L-Glycerate, Urine with Creatinine

Test Code

12731

CPT Codes
82542, 82570

Preferred Specimen

5 mL urine with no preservative collected in a plastic urine container

Minimum Volume

1 mL

Other Acceptable Specimens

Urine acidified with 6N HCL collected in a plastic urine container

Transport Temperature

Frozen

Specimen Stability

Room temperature: Unacceptable
Refrigerated: 72 hours
Frozen: 30 days

Methodology
Liquid Chromatography/Tandem Mass Spectrometry (LC/MS/MS)

FDA Status
This test was developed and its analytical performance characteristics have been determined by Quest Diagnostics.

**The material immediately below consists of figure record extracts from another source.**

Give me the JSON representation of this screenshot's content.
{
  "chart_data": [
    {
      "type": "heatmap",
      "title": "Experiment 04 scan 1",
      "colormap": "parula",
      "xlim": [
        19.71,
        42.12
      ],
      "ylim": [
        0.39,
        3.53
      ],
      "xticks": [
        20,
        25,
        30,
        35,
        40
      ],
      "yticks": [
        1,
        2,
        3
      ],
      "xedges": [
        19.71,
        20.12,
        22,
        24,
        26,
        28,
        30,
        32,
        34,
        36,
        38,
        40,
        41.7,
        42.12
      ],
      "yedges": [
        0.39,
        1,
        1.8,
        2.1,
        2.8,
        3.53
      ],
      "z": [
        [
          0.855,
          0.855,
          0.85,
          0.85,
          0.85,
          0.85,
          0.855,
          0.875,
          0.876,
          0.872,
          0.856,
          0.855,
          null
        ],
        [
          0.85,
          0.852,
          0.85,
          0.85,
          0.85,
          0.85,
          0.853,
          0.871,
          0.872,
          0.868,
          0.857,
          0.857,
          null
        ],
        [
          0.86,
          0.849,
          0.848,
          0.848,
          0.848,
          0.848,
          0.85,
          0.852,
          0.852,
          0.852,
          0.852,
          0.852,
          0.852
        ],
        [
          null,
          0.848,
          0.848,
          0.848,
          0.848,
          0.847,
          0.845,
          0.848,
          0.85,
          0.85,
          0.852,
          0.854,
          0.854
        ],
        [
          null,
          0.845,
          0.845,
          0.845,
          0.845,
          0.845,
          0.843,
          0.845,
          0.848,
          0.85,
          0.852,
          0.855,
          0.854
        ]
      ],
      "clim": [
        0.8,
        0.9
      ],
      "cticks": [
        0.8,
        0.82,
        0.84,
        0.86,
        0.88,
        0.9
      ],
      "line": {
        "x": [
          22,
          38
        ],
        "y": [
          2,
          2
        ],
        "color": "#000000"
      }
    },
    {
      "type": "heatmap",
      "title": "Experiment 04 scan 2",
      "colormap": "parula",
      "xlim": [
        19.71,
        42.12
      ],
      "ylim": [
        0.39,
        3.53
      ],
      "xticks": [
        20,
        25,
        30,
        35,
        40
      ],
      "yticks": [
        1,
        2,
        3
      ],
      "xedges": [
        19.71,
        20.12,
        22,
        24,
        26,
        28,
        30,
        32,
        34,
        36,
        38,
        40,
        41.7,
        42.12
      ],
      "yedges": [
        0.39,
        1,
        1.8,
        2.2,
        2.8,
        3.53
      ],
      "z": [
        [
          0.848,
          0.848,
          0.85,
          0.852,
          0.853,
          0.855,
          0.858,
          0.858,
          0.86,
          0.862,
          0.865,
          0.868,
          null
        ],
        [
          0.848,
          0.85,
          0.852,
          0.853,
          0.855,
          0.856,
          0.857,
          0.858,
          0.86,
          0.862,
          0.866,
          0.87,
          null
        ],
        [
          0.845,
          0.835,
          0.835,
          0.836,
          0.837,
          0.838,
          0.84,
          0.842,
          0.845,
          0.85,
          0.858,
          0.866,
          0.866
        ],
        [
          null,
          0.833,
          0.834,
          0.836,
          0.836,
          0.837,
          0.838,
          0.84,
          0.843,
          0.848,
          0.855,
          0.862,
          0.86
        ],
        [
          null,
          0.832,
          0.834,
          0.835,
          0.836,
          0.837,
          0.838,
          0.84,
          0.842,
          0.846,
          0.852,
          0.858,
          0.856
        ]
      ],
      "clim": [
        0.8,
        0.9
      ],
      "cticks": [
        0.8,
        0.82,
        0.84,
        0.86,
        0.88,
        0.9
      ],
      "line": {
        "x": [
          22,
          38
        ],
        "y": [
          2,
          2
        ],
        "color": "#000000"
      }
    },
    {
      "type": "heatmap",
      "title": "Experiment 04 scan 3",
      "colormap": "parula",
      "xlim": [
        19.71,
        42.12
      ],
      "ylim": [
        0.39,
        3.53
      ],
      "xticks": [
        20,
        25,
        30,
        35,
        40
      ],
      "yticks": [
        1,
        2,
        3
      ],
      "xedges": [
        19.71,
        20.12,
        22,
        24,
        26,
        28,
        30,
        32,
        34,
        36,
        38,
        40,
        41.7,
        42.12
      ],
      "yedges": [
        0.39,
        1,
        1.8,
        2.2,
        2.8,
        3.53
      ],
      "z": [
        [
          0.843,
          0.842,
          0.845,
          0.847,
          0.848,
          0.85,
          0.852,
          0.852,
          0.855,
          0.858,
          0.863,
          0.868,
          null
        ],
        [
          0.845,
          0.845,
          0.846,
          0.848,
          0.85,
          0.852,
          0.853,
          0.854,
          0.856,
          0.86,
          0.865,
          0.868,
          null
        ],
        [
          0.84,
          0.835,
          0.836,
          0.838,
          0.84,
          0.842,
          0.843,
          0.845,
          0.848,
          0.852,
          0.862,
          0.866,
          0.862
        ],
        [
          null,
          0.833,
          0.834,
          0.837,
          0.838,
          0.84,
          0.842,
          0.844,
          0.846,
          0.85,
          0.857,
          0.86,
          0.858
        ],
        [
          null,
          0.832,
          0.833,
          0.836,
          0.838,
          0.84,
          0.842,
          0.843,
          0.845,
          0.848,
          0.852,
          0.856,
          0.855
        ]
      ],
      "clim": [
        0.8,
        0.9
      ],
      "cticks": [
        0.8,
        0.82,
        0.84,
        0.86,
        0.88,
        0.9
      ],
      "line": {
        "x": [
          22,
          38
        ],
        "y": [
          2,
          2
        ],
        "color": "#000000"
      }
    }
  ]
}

It has not been cleared or approved by FDA. This assay has been validated pursuant to the CLIA regulations and is used for clinical purposes.

Setup Schedule

A.M. Sets up 1 day a week.

Clinical Significance

The primary hyperoxalurias (PH) are a group of inherited disorders caused by defects in glyoxylate metabolism, with a combined incidence of about 1:60,000. To date, three primary hyperoxalurias have been described, designated as PH1, PH2, and PH3. All three forms follow an autosomal recessive mode of inheritance, and lead to increased oxalate levels in the body. The typical presentation is with recurring calcium oxalate renal stones. Calcium oxalate can also deposit in various tissues including the kidneys (nephrocalcinosis). End stage renal disease can occur from damage caused by the systemic oxalosis. The age of onset of symptoms ranges from infancy to adulthood; some adults may remain asymptomatic until the sixth decade.

The CPT Codes provided in this document are based on AMA guidelines and are for informational purposes only. CPT coding is the sole responsibility of the billing party. Please direct any questions regarding coding to the payor being billed. Any Profile/panel component may be ordered separately. Reflex tests are performed at an additional charge.